Florentine footnote: Although native to Asia Minor, spinach is closely associated with Italy. Catherine de Medici, the Italian-born wife of France’s King Henry II, gets credit for popularizing spinach dishes as “Florentine.” According to food lore, the queen brought chefs from her native Florence to France in the 1500s to cook spinach the way she liked it.
Warm Spinach Salad
This comfort-food salad’s bold dressing has big umami flavor and meaty texture, thanks to mushrooms and sun-dried tomatoes, plus a heady smokiness from Spanish smoked paprika.
4 medium sun-dried tomatoes, not oil-packed (1/2 ounce)
1/2 cup boiling water
8 ounces baby spinach leaves (about 8 cups lightly packed)
1/2 small red onion, thinly sliced into half-moons
3 tablespoons olive oil
8 ounces mixed mushrooms, cleaned, stemmed and sliced
1 clove garlic, minced
1 teaspoon Spanish smoked paprika (pimenton)
1 tablespoon sherry vinegar
1/4 teaspoon salt, plus more as needed
1/4 teaspoon freshly ground black pepper
Place the sun-dried tomatoes in a medium bowl. Pour the boiling water over them, then allow them to soak and rehydrate for 15 minutes. Drain and reserve the soaking liquid, then thinly slice the sun-dried tomatoes.

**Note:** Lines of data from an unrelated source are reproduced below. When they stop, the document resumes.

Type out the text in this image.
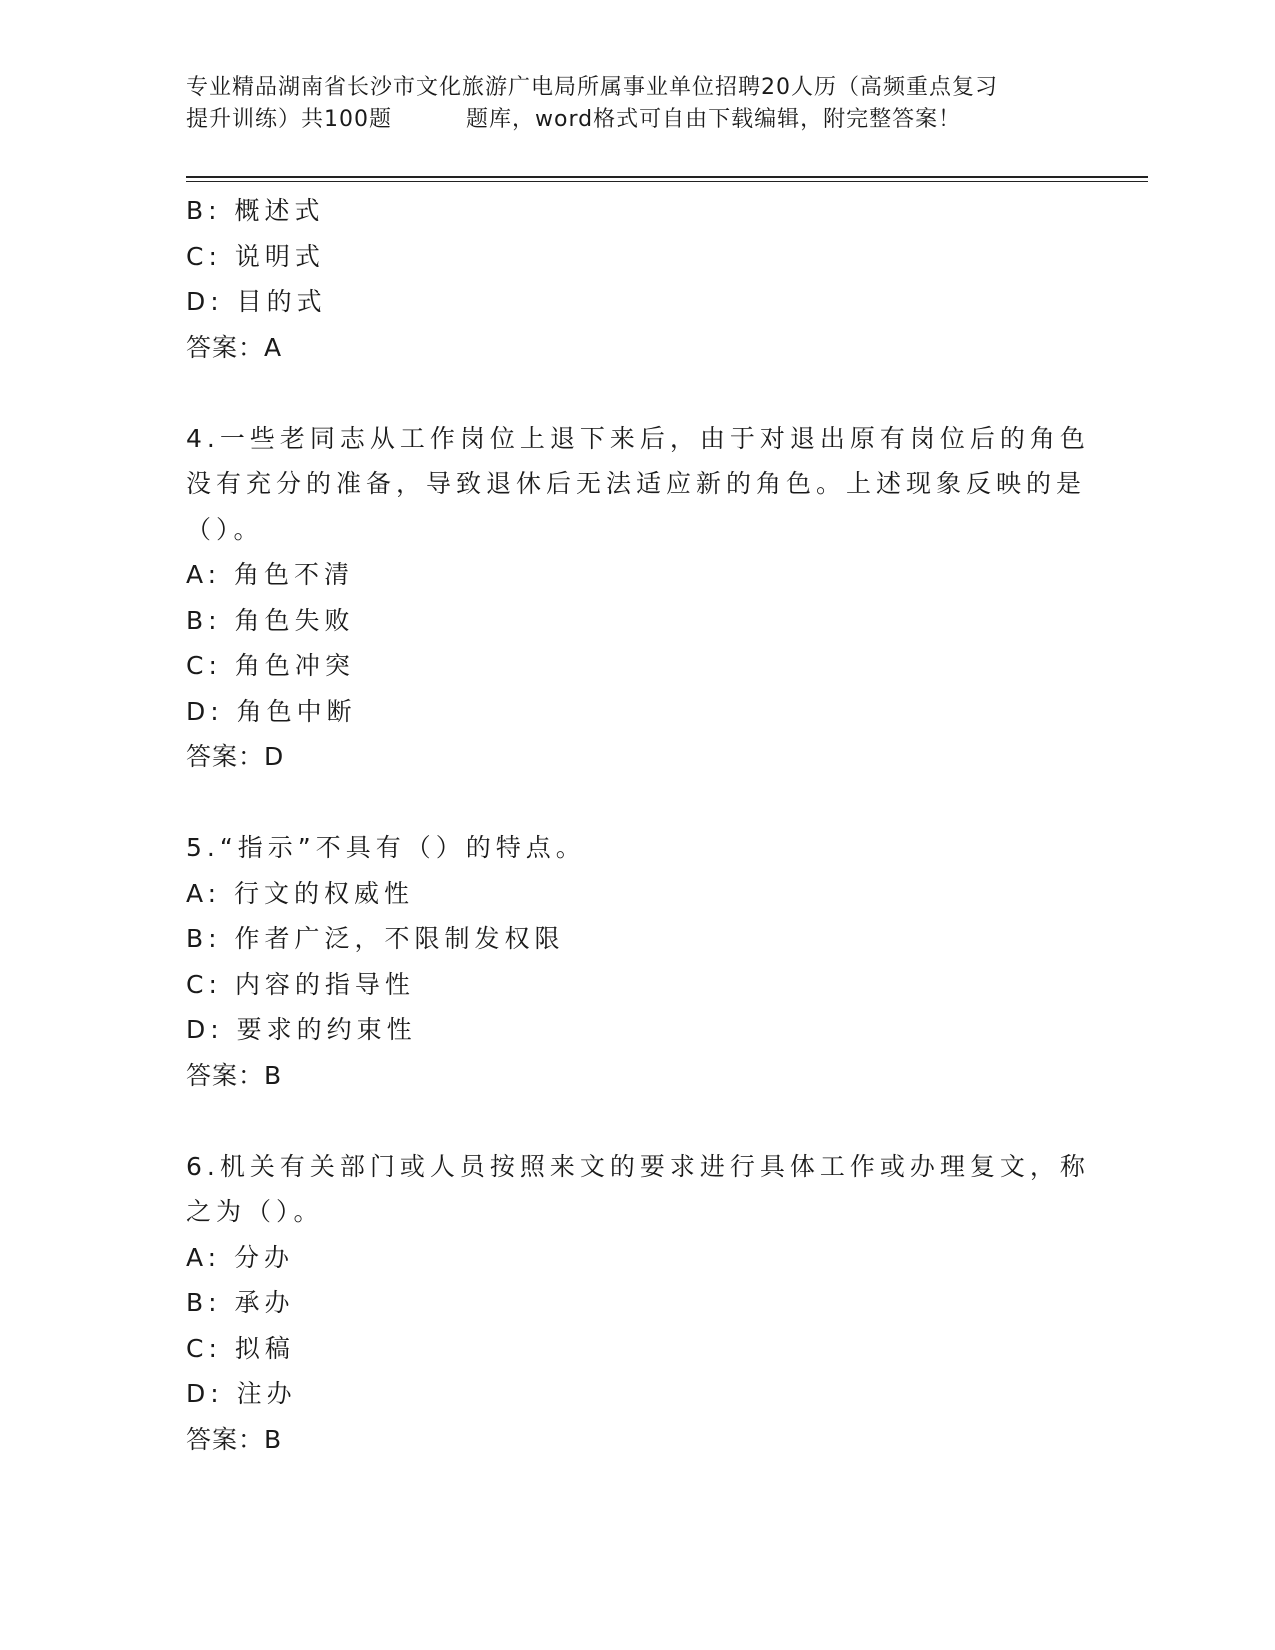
专业精品湖南省长沙市文化旅游广电局所属事业单位招聘20人历（高频重点复习
提升训练）共100题	题库，word格式可自由下载编辑，附完整答案！
B: 概述式
C: 说明式
D: 目的式
答案：A
4.一些老同志从工作岗位上退下来后，由于对退出原有岗位后的角色
没有充分的准备，导致退休后无法适应新的角色。上述现象反映的是
（）。
A: 角色不清
B: 角色失败
C: 角色冲突
D: 角色中断
答案：D
5.“指示”不具有（）的特点。
A: 行文的权威性
B: 作者广泛，不限制发权限
C: 内容的指导性
D: 要求的约束性
答案：B
6.机关有关部门或人员按照来文的要求进行具体工作或办理复文，称
之为（）。
A: 分办
B: 承办
C: 拟稿
D: 注办
答案：B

Toss the spinach and red onion together in a large bowl. Heat 1 tablespoon of the oil in a large skillet over medium-high heat. Once the oil shimmers, add the mushrooms and stir to coat; cook for about 8 minutes, stirring occasionally, until their moisture has evaporated and they are well browned.
Stir in the rehydrated sun-dried tomatoes, the garlic and smoked paprika; cook for 1 minute. Reduce the heat to low, then stir in the reserved sun-dried tomato soaking liquid, the vinegar, salt and pepper and the remaining 2 tablespoons of oil.
Pour the warm mushroom mixture over the spinach and onion in the bowl; toss well until the spinach is well coated and slightly wilted. Taste, and add salt as needed. Serve right away.
Per serving: 140 calories, 4 g protein, 8 g carbohydrates, 11 g fat (2 g saturated), 0 mg cholesterol, 220 mg sodium, 3 g fiber, 3 g sugar
(Recipe from nutritionist and cookbook author Ellie Krieger.)
One should consult a Rav regarding checking of problematic vegetables for infestation.